Le lendemain j’appelle donc le service des surveillance intensive de grossesse (SIG) pour une prise en charge. On ne comprend pas mon appel, on m’explique que ça ne fonctionne pas comme ça, que c’est à eux, lors de l’échographie, de décider la nécessité d’un tel suivi. Vu le compte rendu de mon échographie, rien ne le justifie. « Mais moi non plus je n’ai pas envie de vous voir » je leur réplique. On me dit qu’on va voir avec le médecin et qu’on me rappelle… Finalement ils veulent bien me voir, faudrait savoir, c’est inquiétant ou non? Mais après ça sera un suivi chez une sage femme libérale. Moi je désespère de prendre mes coursde préparations à l’accouchement, c’est noté dans mon agenda depuis deux semaines mais avec mon emploi du temps fluctuant, je repousse chaque jour. La date est bouclée pour la semaine suivante. Entre temps je fais des cauchemars, je rêve que j’arrive en SIG et qu’on me demande ce que je fais là (c’est un peu prémonitoire à vrai dire).
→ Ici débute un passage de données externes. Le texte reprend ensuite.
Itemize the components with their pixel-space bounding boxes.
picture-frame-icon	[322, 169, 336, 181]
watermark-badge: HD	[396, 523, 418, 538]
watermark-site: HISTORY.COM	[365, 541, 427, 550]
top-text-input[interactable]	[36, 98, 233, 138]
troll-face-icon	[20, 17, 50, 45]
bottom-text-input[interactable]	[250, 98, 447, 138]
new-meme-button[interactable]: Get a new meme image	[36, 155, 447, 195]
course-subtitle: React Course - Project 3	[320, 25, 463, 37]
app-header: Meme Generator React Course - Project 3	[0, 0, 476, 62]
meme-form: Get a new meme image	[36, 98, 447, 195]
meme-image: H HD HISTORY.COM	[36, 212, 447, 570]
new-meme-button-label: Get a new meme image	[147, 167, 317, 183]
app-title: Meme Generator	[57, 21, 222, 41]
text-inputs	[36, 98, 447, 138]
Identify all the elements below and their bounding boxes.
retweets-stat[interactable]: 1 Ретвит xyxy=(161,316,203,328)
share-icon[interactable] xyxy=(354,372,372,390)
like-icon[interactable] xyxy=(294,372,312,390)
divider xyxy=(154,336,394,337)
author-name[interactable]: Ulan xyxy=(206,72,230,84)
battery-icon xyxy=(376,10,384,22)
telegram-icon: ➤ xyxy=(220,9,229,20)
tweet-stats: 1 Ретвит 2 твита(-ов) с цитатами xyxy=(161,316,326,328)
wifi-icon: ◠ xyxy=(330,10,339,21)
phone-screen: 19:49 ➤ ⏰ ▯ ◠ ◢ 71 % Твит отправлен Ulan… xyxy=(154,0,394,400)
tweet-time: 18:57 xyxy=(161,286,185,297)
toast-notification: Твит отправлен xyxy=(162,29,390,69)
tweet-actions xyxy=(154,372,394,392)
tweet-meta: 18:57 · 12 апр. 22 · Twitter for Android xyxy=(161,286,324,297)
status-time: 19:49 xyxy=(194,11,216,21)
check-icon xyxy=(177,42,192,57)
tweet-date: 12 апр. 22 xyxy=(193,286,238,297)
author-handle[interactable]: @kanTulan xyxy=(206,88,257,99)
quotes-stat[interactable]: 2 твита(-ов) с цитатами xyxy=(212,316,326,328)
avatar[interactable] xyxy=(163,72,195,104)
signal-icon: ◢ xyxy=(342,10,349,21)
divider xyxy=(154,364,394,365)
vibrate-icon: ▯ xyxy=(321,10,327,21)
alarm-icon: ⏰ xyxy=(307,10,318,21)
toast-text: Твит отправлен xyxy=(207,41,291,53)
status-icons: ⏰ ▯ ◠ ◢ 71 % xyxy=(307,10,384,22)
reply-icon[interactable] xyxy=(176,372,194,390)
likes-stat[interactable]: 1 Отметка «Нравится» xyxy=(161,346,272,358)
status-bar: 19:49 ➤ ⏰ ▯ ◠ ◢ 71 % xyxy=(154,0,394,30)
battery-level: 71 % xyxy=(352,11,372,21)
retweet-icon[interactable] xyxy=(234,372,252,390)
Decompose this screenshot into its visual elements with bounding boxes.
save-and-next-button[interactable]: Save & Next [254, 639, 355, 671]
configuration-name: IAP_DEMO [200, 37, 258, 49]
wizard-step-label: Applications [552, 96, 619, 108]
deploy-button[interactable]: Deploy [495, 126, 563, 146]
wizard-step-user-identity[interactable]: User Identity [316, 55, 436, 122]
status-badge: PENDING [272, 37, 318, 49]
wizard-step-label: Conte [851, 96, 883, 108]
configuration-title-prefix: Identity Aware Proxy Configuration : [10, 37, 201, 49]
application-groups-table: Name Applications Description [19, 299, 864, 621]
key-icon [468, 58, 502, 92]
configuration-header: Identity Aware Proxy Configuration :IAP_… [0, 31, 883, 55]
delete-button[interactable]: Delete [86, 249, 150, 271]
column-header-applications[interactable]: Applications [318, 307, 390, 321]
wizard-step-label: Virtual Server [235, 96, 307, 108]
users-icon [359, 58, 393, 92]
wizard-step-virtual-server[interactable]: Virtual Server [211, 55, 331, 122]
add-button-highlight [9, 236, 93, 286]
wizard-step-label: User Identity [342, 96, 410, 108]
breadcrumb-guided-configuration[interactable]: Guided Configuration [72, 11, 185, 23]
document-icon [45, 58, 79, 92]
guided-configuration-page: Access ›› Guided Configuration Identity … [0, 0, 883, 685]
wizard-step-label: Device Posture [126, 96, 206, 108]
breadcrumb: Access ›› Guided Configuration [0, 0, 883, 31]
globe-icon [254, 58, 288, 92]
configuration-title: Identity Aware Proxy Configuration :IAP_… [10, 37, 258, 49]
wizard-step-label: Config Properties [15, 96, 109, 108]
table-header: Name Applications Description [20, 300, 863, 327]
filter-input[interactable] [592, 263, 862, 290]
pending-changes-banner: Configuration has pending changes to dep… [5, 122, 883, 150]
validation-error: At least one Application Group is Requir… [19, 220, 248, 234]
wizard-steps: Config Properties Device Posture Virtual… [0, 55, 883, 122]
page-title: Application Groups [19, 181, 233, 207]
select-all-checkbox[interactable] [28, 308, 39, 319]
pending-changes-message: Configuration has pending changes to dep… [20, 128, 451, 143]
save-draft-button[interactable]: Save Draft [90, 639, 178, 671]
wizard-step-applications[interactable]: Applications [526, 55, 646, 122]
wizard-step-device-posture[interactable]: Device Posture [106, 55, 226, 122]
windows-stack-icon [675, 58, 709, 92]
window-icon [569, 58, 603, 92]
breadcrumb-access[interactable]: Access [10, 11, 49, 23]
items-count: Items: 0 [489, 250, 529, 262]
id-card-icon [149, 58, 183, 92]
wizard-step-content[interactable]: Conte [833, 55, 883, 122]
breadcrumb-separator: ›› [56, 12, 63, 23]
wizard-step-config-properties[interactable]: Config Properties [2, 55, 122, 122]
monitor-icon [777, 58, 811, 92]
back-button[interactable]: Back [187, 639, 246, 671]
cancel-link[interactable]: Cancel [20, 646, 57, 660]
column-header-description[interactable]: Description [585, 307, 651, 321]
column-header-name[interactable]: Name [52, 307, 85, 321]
Le weekend est difficile. Même si mon gros rhume s’atténue, la visite de ma belle sœur et mes insomnies m’empêchent d’avancer. La nuit je dors très mal. La drôle de douleur revient désormais à chaque fois. Elle n’est pas si douloureuse mais je la sens vicieuse, elle m’inquiète. Je ne sais pas si elle se situe devant ou derrière, le ventre ou le dos. Je ne sais pas si elle est digestive ou musculaire. Rien ne l’apaise, les étirements ou la chaleur, manger léger, debout couché, assis. Debout j’ai moins mal mais plus envie de vomir, couché c’est l’inverse. Moi qui n’aime pas prendre de médicaments, j’essaye toute ma panoplie de femme enceinte, l’antiacide ne change rien, l’antispasmodique non plus. Seul l’antalgique soulage, rapidement, mais je culpabilise de prendre du paracétamol tous les jours. Je suis tranquille le jour, mais épuisée. Lundi je décide d’aller chez le médecin. Après près de deux heures d’attente avec un Petit Putois sage mais qui reste un enfant de deux ans qui attend deux heures dans une toute petite pièce, c’est mon tour. Le médecin ne trouve rien de spécial et semble d’avantage agacé par le bambin qui touche à tout qu’à l’écoute de ma plainte. Elle me prescrit une prise de sang pour ce qui est digestif, vu que je dois faire la sérologie de la toxoplasmose dans les jours qui suivent, tout en me précisant qu’elle n’y croit pas beaucoup. Elle me recommande de prendre rendez vous chez un ostéopathe.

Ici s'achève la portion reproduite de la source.